# The new no purchasing project: NNPP



## science (Oct 14, 2010)

The original "No Purchasing Project" was mostly a success. I didn't buy nearly as much stuff for awhile, and I listened to loads of stuff that I'd bought but not listened to yet.

So, I'm starting again, a new NPP, the NNPP. The terms are: I will reward myself with $1k of purchases if I: 

- manage not to make any purchases for the next 2 months (until March 24th); 
- and then make only minimal purchases until I've: 
- finished listening to my recent purchases;
- listened to the Lumières box and the DHM 50th anniversary box; 
- listened to 225 other hours of music that I've selected, most of which is really famous stuff, some of which I've had a long time and heard often but not for the past 5 months (during which time I was often focused on the NPP and new purchases). 
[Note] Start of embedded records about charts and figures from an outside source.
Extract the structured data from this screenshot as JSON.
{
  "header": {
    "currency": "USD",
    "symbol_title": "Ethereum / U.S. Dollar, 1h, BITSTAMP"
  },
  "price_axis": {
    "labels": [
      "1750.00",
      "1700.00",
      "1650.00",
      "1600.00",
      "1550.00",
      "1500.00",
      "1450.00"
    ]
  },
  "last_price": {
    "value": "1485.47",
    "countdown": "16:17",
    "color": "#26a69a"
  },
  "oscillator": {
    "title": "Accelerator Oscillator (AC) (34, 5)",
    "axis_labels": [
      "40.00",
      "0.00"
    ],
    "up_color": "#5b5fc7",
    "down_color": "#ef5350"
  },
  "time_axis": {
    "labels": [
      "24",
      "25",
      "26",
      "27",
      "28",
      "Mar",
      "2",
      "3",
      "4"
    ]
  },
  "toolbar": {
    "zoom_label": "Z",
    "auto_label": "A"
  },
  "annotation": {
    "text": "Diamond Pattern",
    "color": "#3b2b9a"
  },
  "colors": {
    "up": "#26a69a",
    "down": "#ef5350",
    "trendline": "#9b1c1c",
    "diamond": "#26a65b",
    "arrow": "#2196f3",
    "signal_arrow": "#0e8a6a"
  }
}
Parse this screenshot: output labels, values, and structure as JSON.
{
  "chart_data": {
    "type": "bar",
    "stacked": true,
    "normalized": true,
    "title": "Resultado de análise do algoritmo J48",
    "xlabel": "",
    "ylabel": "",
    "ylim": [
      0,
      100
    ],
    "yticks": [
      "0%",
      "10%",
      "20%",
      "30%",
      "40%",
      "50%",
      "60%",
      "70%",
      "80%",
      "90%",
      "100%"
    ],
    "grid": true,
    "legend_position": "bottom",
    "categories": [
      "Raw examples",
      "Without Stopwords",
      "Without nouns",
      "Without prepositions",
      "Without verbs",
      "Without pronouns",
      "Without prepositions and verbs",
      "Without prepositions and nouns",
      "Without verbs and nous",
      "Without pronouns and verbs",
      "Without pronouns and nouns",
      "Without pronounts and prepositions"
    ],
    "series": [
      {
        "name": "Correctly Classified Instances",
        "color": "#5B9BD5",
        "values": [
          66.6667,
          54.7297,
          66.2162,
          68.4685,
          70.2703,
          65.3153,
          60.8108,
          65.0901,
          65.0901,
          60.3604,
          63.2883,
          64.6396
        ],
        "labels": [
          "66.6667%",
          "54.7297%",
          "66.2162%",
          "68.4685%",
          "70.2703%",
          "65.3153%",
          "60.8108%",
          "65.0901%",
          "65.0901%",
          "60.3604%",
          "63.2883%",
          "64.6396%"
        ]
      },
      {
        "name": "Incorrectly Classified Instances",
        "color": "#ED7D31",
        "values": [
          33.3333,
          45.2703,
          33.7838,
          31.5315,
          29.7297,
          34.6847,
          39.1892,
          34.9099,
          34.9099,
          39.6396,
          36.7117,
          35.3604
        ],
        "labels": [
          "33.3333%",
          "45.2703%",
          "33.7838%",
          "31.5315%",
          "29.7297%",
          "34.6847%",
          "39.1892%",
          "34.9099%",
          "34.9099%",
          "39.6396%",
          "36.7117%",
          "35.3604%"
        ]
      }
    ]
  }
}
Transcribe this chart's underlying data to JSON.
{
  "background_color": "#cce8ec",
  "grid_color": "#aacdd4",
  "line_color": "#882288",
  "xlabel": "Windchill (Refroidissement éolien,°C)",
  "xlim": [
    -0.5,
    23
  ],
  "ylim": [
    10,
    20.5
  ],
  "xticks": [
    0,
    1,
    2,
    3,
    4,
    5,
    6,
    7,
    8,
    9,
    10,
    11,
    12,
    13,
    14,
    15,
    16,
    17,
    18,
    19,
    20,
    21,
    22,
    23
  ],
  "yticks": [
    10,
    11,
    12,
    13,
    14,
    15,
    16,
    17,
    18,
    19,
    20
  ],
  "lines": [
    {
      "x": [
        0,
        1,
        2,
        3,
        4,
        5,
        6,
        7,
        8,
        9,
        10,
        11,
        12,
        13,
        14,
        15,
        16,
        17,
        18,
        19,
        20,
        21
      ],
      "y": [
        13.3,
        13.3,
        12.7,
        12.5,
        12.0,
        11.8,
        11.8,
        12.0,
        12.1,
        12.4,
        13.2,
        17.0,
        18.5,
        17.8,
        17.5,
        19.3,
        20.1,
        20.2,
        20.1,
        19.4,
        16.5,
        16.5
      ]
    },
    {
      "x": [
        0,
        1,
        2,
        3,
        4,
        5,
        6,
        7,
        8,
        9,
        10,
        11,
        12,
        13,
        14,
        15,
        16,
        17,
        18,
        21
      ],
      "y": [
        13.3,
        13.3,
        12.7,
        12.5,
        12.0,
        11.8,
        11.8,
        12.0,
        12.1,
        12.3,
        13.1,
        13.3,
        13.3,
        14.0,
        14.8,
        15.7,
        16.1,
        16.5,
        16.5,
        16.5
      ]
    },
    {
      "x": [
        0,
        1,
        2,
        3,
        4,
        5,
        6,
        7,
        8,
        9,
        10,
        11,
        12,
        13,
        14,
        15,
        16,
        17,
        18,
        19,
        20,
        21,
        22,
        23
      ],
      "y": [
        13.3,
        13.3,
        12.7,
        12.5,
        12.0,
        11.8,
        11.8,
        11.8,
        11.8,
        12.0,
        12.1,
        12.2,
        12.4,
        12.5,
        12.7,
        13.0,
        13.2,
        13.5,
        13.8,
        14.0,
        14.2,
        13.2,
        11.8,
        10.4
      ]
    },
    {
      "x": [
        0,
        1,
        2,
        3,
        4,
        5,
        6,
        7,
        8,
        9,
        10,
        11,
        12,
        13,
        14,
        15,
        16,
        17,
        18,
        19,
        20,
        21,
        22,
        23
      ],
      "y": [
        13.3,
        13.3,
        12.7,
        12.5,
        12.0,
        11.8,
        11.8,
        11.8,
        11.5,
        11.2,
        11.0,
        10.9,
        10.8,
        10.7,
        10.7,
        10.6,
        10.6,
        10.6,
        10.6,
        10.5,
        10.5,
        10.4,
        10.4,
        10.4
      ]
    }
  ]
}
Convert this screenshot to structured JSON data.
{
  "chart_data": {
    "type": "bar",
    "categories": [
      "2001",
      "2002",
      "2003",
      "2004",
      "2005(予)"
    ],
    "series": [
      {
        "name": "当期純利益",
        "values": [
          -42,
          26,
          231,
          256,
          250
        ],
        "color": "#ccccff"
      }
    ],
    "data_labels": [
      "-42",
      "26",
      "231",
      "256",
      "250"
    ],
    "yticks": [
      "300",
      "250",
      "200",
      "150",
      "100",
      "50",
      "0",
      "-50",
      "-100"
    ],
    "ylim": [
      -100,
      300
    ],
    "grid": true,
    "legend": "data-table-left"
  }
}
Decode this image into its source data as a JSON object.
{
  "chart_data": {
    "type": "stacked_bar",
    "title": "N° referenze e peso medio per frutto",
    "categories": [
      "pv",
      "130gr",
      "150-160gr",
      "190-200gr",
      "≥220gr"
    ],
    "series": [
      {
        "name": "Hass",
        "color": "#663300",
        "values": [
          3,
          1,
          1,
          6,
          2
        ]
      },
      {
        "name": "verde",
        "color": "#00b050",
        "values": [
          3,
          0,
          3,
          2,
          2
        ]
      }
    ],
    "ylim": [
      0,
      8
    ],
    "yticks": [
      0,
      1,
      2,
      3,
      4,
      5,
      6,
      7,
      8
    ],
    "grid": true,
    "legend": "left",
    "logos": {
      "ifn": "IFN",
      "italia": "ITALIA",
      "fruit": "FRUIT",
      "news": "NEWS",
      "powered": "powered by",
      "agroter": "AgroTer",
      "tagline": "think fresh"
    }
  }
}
As some amateur cheerleaders say when they begin a routine: "OK! Let's Go!"


----------



## itywltmt (May 29, 2011)

I know that's a month ahead of schedule, but it sounds to me like you should take a slightly different angle to this - "give up" purchasing music for *lent*...


----------



## science (Oct 14, 2010)

Well, that's an interesting suggestion! I'll think about it. 

It doesn't align my purposes (to help me discipline my purchasing and listen to the music that I already have) as neatly, but it does have that religious element to it, and I like that.


----------



## Sid James (Feb 7, 2009)

i've been doing that kind of thing since start of this year.

originally i wanted to not purchase anything.

but now have decided to still buy the odd cd, or 2 cd set, etc. i've never been into boxed sets, big ones.

i am aiming to focus my few purchases on our own australian composers. i can legitimise that in a way as i don't have a huge amount of my own country's music on cd. we have some great talent here in the classical realm and i've only scratched the surface in some ways.

but as for things that are not aussie, i will try not to buy anything for this year.

like you science, i have a backlog of things i bought last year and haven't listened to yet. a good deal are brand new, some are second hand purchases. i have been getting into them, "first listens" for past couple of weeks. it's a matter of headspace as well as time and all that stuff. i don't like to listen to something if i can't give it a good deal of attention, i don't like to use music as background music generally speaking.

well i wish you good on your endeavour and i think it's a good idea, why else would you buy all those cd's if you don't listen to them?...


----------